Ryan Lynch with the advocacy group Tri-State Transportation Campaign said the service cuts will be a hardship. “Service will be reduced one way or the other, on 60-percent of the entire system.  That means some people may lose entire service on Saturdays or midday service.

When Nassau voted to privatize the service, officials said Veolia would keep the line’s 48 routes, at least to start. Nassau County Executive Edward Mangano said at the time efficiency of service might mean “consolidating” routes in the future.

On Jan 1, Long Island Bus will change its name to NICE, and get a new look.

The company running the service, Veolia Transportation, defended the changes, saying it went to great pains to trim only bus service that was least used.

Michael Setzer is the CEO of NICE, part of Veolia.  He said the company eliminated some trips that “are not useful to the public.”  “We’ve spread out the distance between buses on a few routes, but we’ve also made the schedules more consistent with actual traffic conditions, so that buses will be on time, “ said Setzer.

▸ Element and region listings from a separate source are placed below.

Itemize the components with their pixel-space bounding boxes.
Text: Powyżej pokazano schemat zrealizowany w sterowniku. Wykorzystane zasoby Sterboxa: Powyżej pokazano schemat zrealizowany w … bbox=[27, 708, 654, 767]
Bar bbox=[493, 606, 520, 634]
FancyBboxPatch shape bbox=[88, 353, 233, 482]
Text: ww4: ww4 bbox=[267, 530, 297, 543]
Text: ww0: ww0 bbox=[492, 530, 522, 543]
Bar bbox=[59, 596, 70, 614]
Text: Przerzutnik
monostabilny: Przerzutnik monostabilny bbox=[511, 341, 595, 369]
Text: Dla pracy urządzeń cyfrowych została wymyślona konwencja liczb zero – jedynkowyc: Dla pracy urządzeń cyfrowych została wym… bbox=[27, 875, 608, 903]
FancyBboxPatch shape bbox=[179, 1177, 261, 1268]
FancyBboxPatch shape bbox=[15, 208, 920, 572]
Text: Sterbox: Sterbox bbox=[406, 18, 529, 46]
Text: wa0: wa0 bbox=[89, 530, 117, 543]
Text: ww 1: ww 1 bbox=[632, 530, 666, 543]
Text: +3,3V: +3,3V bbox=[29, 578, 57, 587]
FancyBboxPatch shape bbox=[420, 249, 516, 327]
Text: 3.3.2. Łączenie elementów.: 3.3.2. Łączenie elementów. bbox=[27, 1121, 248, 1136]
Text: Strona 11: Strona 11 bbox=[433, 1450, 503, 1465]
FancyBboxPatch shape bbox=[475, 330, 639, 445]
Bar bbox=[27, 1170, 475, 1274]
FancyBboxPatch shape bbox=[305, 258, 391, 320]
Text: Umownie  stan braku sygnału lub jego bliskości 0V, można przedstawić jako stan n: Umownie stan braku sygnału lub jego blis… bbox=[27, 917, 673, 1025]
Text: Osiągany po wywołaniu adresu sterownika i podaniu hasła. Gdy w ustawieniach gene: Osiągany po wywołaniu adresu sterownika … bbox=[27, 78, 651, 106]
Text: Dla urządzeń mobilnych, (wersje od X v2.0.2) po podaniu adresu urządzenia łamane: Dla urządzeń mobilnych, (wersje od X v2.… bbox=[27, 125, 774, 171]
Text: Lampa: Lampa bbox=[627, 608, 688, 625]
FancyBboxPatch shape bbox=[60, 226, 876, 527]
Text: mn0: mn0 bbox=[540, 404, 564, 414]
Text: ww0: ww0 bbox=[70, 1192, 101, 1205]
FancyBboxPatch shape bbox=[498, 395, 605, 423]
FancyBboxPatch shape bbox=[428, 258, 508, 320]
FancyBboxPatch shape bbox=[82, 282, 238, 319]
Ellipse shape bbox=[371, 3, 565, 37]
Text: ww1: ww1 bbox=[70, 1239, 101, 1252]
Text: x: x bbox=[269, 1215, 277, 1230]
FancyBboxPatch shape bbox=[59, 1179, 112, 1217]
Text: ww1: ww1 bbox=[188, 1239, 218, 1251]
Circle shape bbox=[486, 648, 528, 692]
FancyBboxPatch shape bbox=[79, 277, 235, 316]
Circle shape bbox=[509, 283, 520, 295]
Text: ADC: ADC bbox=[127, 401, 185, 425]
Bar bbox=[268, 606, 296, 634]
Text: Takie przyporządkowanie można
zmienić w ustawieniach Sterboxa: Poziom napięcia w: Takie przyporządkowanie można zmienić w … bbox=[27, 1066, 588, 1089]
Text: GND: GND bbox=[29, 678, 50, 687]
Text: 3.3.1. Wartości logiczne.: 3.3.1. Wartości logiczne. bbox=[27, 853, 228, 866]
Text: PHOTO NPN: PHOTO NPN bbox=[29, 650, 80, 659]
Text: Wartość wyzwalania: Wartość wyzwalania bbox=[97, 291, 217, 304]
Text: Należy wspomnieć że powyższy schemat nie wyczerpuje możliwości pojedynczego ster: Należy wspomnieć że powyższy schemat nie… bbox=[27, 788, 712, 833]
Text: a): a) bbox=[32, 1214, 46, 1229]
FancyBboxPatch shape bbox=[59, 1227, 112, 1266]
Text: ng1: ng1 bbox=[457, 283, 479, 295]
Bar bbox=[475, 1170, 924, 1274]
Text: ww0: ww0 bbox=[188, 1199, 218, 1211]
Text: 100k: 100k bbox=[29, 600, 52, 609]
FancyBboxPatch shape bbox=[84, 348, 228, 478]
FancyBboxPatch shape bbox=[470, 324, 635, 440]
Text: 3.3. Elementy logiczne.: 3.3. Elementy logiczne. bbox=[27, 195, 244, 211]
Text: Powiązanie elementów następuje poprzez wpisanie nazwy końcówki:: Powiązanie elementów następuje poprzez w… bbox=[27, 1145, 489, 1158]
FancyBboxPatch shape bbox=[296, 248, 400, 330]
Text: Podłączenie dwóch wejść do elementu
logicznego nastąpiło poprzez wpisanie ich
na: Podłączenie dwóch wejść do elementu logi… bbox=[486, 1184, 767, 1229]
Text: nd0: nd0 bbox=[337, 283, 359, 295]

Veolia also said that some of the changes will actually help riders get where they need to go more efficiently.  Two new express routes have been added, one line that goes from Hicksville to Jamaica, the N6, will now run express.  Another bus line that was eliminated a few years ago, that serves Mercy Medical Center in Rockville Center, has been reinstated.

NICE is the Nassau County-owned bus system.  From the 1970s until January of this year, it was operated by the MTA.  The Nassau County Legislature voted unanimously last December to hand over bus service, to Veolia Transportation, to operate the system under a private-public partnership agreement.  So Veolia is the operator, but the county continues to own the assets, like the buses.

The county was $7-million over budget and Veolia agreed to come up with a balanced budget by April of each year.  To do that it is scaling back bus service.